Bruno Bini : "Un homme heureux"
Vous parlez souvent de projet de jeu et de projet de vie. Etes-vous satisfait du jeu des Bleues ?
"Je suis très content de ce qu'on a fait contre le Canada, l'Angleterre et même l'Allemagne en deuxième période. Contre les Anglaises, les filles étaient menées mais ne se sont pas affolées. Elles n'ont jamais balancé et ont continué à jouer. On savait qu'on pouvait le faire, mais il fallait le vérifier dans des conditions extrêmes, sous pression et devant autant de spectateurs. C'est une grande satisfaction."
Ces stades pleins, ça n'a jamais été source de pression ?
"Ca n'a pas pesé, elles l'ont très bien supporté. Je n'aime pas me mettre en avant, mais je pense que le fait de me voir garder un peu de distance les a aidées. Je suis convaincu d'une chose: entraîneur nerveux, équipe nerveuse. Voir que je reste calme, que quand on marque je ne fais pas le fou, ça a son importance."
Et votre projet de vie ? Il a été validé par les résultats ?
"J'ai de vraies convictions. Et même si on n'avait pas eu de résultats, je suis convaincu que le projet de vie est très important. Mais on n'est pas chez les Bisounours, ce n'est pas ça qui fait gagner, mais ça peut empêcher de perdre. Mes joueuses, je les regarde avec le coeur, mais je les juge avec les yeux. La question qui se pose est de savoir ce qui est bon pour l'équipe. Je pense à Sandrine Brétigny (remplacée 27 minutes après son entrée contre l'Angleterre). Sur mon ordinateur, j'ai mis une photo où elle saute au-dessus de toutes les filles après les tirs au but et je lui ai montrée. Elle m'a dit +c'est bon coach, pas de souci, on lâche rien+. Ca, c'est aussi parce qu'elle s'est appropriée le projet de vie."
On a l'impression que l'image décalée que vous véhiculez commence à vous peser...
"Je suis un technicien. Je ne fais pas que faire tourner les oranges (il n'est pas qu'un amuseur). Disons que je suis un technicien avec une prise en charge différente. Mais je me régale sur le terrain, notamment dans le travail tactique."
Tactiquement, justement, que pensez vous de ce Mondial ?
"Il y a un nivellement par le haut parce que depuis plusieurs années, tout le monde bosse, et bien. Avant, il y avait les pays scandinaves, l'Allemagne, les Etats-Unis, la Chine. Ca a changé."

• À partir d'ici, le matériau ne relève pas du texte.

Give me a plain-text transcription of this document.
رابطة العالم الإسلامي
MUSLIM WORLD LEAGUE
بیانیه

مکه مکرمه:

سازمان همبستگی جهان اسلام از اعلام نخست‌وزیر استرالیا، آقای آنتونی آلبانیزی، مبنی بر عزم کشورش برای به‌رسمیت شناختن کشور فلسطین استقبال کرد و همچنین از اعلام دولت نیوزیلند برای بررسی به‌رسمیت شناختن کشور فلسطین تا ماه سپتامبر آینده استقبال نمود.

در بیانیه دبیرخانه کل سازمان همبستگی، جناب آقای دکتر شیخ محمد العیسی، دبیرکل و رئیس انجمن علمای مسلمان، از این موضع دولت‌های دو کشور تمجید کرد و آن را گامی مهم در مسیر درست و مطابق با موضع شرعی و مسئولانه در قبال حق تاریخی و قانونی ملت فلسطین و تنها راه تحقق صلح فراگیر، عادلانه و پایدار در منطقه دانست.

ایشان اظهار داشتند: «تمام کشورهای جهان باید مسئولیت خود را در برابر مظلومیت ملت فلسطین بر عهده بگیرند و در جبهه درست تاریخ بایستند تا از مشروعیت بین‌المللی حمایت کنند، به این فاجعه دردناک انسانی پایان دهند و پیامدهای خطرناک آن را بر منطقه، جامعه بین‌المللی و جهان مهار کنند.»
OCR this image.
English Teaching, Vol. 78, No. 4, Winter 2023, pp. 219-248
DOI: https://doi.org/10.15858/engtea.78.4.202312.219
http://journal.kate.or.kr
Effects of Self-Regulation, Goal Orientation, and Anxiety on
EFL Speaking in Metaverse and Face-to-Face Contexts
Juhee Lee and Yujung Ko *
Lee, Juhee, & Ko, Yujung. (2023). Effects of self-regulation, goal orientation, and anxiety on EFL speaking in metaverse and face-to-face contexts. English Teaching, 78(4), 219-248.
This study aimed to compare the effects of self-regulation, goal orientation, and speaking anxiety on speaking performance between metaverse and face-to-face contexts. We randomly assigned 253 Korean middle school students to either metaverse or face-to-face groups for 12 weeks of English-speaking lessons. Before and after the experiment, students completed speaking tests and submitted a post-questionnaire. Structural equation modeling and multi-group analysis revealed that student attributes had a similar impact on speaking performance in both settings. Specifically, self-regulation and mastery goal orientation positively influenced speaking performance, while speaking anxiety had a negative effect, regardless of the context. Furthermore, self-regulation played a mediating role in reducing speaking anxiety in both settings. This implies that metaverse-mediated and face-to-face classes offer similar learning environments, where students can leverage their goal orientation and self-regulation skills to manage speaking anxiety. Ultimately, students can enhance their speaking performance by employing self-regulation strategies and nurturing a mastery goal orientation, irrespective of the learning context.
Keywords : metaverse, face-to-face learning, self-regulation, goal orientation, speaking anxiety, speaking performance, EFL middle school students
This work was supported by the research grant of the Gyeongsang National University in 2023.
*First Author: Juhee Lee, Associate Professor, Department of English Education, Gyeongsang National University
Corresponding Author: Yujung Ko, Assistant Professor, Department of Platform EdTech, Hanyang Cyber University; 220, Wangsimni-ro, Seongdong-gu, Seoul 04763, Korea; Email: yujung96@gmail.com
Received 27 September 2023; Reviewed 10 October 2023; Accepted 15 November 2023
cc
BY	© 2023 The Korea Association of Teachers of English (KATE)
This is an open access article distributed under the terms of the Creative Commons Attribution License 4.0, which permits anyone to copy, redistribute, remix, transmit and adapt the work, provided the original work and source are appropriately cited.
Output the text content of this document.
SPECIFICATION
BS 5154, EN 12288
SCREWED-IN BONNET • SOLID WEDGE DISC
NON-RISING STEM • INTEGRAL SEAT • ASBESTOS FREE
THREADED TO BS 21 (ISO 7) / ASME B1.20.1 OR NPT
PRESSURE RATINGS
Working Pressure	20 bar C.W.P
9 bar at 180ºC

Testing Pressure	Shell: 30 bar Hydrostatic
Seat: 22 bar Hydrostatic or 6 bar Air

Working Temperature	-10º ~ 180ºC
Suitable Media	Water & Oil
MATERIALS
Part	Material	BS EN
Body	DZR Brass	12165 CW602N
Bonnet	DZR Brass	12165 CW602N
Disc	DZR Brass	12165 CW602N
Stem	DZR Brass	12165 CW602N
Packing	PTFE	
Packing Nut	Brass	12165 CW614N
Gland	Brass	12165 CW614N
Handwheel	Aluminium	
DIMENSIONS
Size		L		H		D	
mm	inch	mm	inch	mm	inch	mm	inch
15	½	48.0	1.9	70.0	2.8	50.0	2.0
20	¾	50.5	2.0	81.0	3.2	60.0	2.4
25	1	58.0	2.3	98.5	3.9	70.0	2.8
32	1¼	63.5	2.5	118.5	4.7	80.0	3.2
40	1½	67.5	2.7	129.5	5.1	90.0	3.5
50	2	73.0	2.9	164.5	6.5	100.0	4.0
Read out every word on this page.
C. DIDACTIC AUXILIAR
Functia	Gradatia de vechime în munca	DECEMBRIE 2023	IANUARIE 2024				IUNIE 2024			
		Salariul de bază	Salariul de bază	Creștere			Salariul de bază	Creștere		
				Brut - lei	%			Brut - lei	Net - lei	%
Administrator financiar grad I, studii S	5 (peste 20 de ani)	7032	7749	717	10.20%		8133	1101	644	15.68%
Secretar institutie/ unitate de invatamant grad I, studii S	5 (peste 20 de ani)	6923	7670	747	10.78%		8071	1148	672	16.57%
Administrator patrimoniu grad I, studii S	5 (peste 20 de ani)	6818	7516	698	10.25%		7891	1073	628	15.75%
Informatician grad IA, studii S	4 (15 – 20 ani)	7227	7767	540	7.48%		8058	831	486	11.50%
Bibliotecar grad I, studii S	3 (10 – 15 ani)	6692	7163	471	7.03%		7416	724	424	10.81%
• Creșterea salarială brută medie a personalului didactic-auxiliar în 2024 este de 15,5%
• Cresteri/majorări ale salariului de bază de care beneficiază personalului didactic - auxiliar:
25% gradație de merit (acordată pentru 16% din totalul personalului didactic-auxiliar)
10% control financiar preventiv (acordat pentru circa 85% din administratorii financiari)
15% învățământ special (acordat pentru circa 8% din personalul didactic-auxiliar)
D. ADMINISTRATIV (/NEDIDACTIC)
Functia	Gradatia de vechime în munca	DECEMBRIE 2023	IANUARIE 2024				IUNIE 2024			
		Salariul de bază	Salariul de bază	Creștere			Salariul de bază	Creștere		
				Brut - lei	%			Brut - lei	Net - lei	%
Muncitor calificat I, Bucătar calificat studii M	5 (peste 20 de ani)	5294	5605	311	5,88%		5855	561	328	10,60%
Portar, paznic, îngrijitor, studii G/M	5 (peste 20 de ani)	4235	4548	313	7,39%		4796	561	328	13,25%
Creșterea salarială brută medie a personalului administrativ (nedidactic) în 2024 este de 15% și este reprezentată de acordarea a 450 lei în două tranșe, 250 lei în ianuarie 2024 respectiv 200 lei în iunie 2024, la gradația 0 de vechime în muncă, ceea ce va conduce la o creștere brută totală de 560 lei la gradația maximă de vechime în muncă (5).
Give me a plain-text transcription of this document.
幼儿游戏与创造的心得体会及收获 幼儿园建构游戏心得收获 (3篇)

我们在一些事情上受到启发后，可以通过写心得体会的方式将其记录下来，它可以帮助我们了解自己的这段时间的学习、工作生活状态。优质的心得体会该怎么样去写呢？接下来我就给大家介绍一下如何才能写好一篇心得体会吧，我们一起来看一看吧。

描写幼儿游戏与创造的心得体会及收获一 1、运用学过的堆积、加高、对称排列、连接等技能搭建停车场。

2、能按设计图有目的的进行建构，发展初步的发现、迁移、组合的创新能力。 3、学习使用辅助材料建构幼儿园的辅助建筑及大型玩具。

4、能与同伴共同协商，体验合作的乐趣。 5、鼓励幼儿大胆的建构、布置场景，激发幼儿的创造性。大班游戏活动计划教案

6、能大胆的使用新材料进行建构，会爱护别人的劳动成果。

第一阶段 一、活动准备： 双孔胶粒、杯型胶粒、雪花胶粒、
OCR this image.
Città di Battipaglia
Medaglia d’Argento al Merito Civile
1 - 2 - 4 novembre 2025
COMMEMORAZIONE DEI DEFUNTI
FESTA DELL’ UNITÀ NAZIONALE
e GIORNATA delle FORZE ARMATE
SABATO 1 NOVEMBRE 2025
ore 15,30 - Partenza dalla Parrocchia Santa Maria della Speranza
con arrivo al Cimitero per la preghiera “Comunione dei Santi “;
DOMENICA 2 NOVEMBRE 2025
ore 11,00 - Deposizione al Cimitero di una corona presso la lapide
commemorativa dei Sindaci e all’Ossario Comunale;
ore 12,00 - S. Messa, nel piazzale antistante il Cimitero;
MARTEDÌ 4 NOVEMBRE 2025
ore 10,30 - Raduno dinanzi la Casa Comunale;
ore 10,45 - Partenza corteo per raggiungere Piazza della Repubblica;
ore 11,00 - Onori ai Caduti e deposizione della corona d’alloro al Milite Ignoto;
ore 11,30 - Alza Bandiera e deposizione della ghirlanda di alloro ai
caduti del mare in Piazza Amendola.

Comment expliquez-vous l'échec allemand ?
"Peut-être qu'elles se sont mis trop de pression. Elles ont fait de la publicité, beaucoup, et elles ont arrêté leur championnat en mars. Je ne crois pas que ce soit une bonne chose. Les stages c'est bien, mais il manque quelque chose. De notre côté, je pense que ça a été un mal pour un bien que Lyon joue tardivement la finale de la Ligue des champions. Tant que les joueuses avaient cet objectif en tête, elles n'en avaient pas d'autre. Un Mondial, comme un grand match, il ne faut pas le jouer avant."
On a senti que les quelques jours où vous avez côtoyé les Allemandes à l'hôtel ont été un peu crispants...
"C'était tendu. Ca nous changeait de nos habitudes, il y avait trois fois plus de sécurité, les gens étaient un peu sur les dents. C'était plus compliqué aussi pour les familles des joueuses, etc..."
Est-ce que c'est quelque chose que vous pourrez éviter si vous êtes champions du monde ?
"Je pense. Ca ne changerait rien. A deux jours du match, les gens auront toujours accès à nous, la veille du match, on voudra être tranquille et le jour du match très tranquille. Si je suis toujours là, je mettrai un point d'honneur à ce que ça continue. Ca fait partie du projet de vie."
Où en est votre prolongation de contrat ?
"Je suis dans mon truc, il ne faut pas tout mélanger. Si une des filles faisait ça, ça me ferait chier. Il ne faut pas se disperser, je suis au service des filles, pas au mien. Mais a priori ça devrait se faire. Et puis au pire, avec le Mondial qu'on fait, je pense que je trouverai ailleurs."
Dans vos causeries, vous passez souvent la chanson "un homme heureux" de William Sheller. Vous en êtes un ?
"C'est une de mes chansons préférées. Je leur dis que quand je suis avec elles, avec une équipe heureuse, je suis un homme heureux. Elles me taquinent, elles me chambrent un peu. Surtout quand je ne la passe pas, en fait. En ce moment, je suis un homme heureux, oui."